A Kaloum, après l’arrestation d’un enseignant du Lycée 28 Septembre, des élèves et des jeunes en colère sont descendus dans la rue pour montrer leur désapprobation.
Le bras de fer entre les autorités de la transition et les sinistrés de l’incendie du dépôt pétrolier de Kaloum est loin de connaître son épilogue. Alors que le gouvernement dit avoir pris toutes les conditions pour reloger les victimes, ces derniers rejettent l’offre, refusent catégoriquement de quitter Kaloum. Les autorités décident donc de passer à la vitesse supérieure, en mettant aux arrêts le porte-parole de ces sinistrés, Mamoudou Sifo Ké Touré. Il a été interpellé dans l’enceinte de l’école primaire Tombo, où des élèves du Lycée 28 Septembre font cours depuis décembre 2023, alors qu’il était en situation de classe. La justice l’accuserait de ‘’manœuvrer’’ pour empêcher les sinistrés d’approuver les plans des autorités. Ké Touré est aussi vu comme un des instigateurs des manifestations à répétition dans la commune de Kaloum depuis l’incendie : « On a vu trois agents rôder autour de l’école, nous n’y avons pas prêté attention. Mais ils sont entrés avec un civil pour interpeller notre ami. J’ai protesté contre cette manière de faire. Je leur ai dit de ne pas mettre de l’huile sur le feu. Mais ils l’ont embarqué », explique Ibrahima Sory Camara, collègue de Ké Touré.
Elèves et jeunes du quartier, estimant que l’enseignant est victime d’un abus d’autorité bloquent la circulation, affrontent les forces de l’ordre à coups de pierres. Celles-ci ont pulvérisé la cour de l’école de gaz lacrymogène. Une dizaine d’élèves se sont évanouies : « Sept sont hospitalisés au CHU Ignace Deen », précise Ibrahima Sory.
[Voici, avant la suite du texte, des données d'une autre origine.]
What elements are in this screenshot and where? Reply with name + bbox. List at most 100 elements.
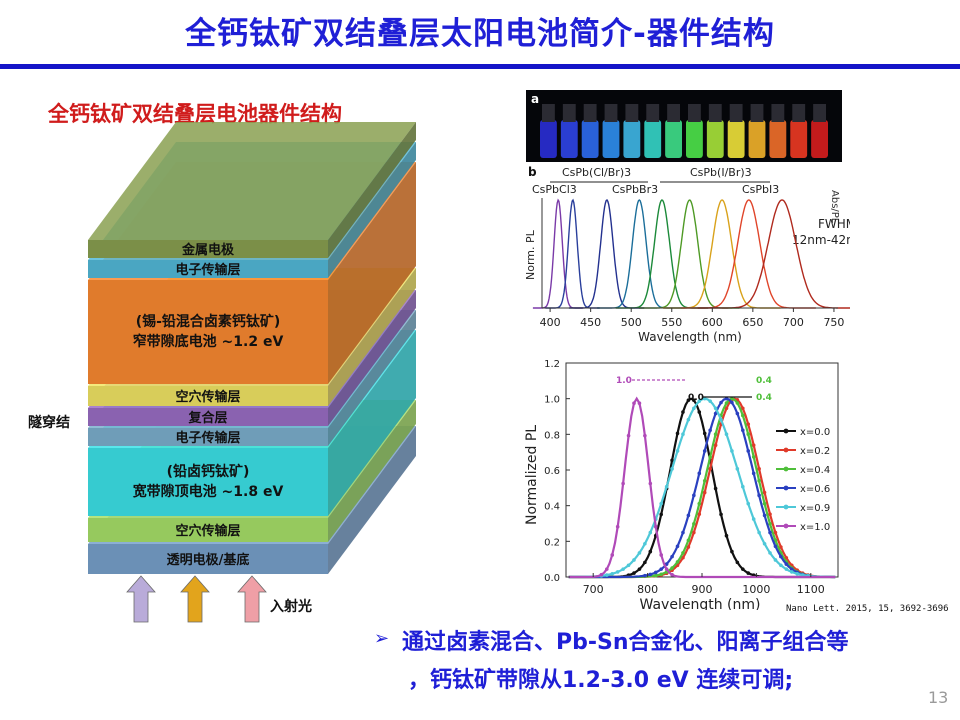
layer-side-face [328,330,416,516]
pl-series-point [615,570,620,574]
pl-series-point [768,512,772,516]
layer-side-face [328,426,416,574]
layer-front-face [88,518,328,542]
pl-series-point [757,530,761,535]
layer-front-face [88,260,328,278]
layer-label: (铅卤钙钛矿) [167,463,250,480]
pl-series-point [632,558,636,562]
pl-series-point [670,458,674,463]
pl-series-point [773,544,778,549]
layer-front-face [88,544,328,574]
device-layer [88,122,416,258]
pl-series-point [768,522,772,526]
pl-series-point [741,406,745,411]
x-tick-label: 450 [580,316,601,329]
pl-series-point [637,551,642,555]
fwhm-label: FWHM [818,217,850,231]
legend-marker [783,523,789,529]
vial-glow [602,120,620,158]
group-label-i-br: CsPb(I/Br)3 [690,166,752,179]
pl-peak-line [663,199,781,309]
pl-series-point [724,401,729,405]
layer-front-face [88,240,328,258]
pl-series-point [708,467,712,471]
pl-series-point [795,571,799,576]
pl-series-point [773,530,778,535]
vial-glow [748,120,766,158]
pl-series-point [724,396,729,401]
pl-series-point [789,570,794,574]
pl-series-point [675,449,680,453]
annotation-0-0: 0.0 [688,393,704,403]
pl-series-point [686,513,691,518]
pl-series-point [708,399,712,403]
layer-front-face [88,408,328,426]
pl-series-point [599,572,604,577]
legend-label: x=0.4 [800,465,830,476]
vial-cap [771,104,785,122]
pl-series-point [670,554,674,559]
pl-series-point [713,411,718,416]
pl-series-point [746,449,751,453]
layer-side-face [328,310,416,446]
pl-series-point [697,399,702,403]
pl-series-point [648,481,653,486]
vial-cap [625,104,639,122]
pl-series-point [670,566,674,570]
layer-front-face [88,386,328,406]
vial-cap [646,104,660,122]
pl-series-point [719,400,723,405]
legend-label: x=0.0 [800,427,830,438]
pl-series-point [757,493,761,498]
y-tick-label: 0.8 [544,430,560,441]
incident-light-arrow [237,575,267,623]
layer-side-face [328,162,416,384]
pl-series-point [675,544,680,549]
incident-light-arrow [180,575,210,623]
pl-series-point [779,563,783,568]
layer-label: 电子传输层 [175,262,240,278]
layer-label: 透明电极/基底 [167,552,250,568]
pl-series-point [697,471,702,476]
x-tick-label: 400 [540,316,561,329]
vial-cap [813,104,826,122]
pl-series-point [735,467,740,471]
pl-series-point [605,573,609,577]
normalized-pl-chart: 700 800 900 1000 1100 0.0 0.2 0.4 0.6 0.8 1.0 1.2 Wa… [524,359,839,610]
pl-peak-line [568,198,645,309]
vial-glow [727,120,745,158]
x-tick-label: 900 [692,583,713,596]
pl-series-point [621,481,625,486]
y-tick-label: 1.0 [544,395,560,406]
x-tick-label: 800 [637,583,658,596]
pl-series-point [610,553,615,557]
arrow-bullet-icon: ➢ [374,628,390,649]
fwhm-range-label: 12nm-42nm [792,233,850,247]
y-axis-label: Norm. PL [524,229,537,280]
pl-series-point [719,512,723,517]
pl-series-point [789,567,794,571]
layer-label-2: 窄带隙底电池 ~1.2 eV [133,333,284,350]
pl-series-point [659,512,663,517]
vial-glow [560,120,578,158]
pl-series-point [746,501,751,506]
vial-cap [562,104,576,122]
layer-front-face [88,280,328,384]
pl-series-point [686,398,691,403]
pl-series-point [713,432,718,437]
pl-series-point [681,432,685,437]
pl-series-point [610,571,615,576]
pl-series-point [757,467,761,471]
x-tick-label: 650 [742,316,763,329]
pl-series-point [741,567,745,571]
pl-series-point [784,562,789,566]
vial-glow [706,120,724,158]
pl-series-point [653,524,658,529]
vial-cap [583,104,597,122]
pl-series-point [779,545,783,549]
pl-series-point [659,553,663,557]
vial-cap [750,104,764,122]
pl-series-point [643,560,647,565]
pl-series-point [648,549,653,554]
pl-series-point [615,524,620,529]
Cet enseignant dit avoir tout fait pour baisser la tension : approcher les hommes en tenue pour les convaincre de libérer son ami, sensibiliser les jeunes en colère à éviter toute confrontation. En vain. Les gendarmes ne voulaient pas entendre parler d’une libération : « Je suis allé demander la libération de notre collègue. Je leur ai dit qu’il a été arrêté devant les élèves, qu’on a dû fermer la cour pour éviter que les élèves ne sortent. Ils ont refusé. Ils m’ont plutôt demandé de sensibiliser les enfants, je l’ai fait. A ma grande surprise à mon retour, ils se sont mis à larguer du gaz lacrymogène dans la cour de l’école. »
Une semaine auparavant, au gouvernorat de la ville de Conakry, des responsables du gouvernement et les sinistrés de Kaloum n’avaient pas réussi à accorder leurs violons sur les modalités de prise en charge de leurs frais de déménagement et de logement. Depuis, une menace de manifestation plane au-dessus de Kaloum.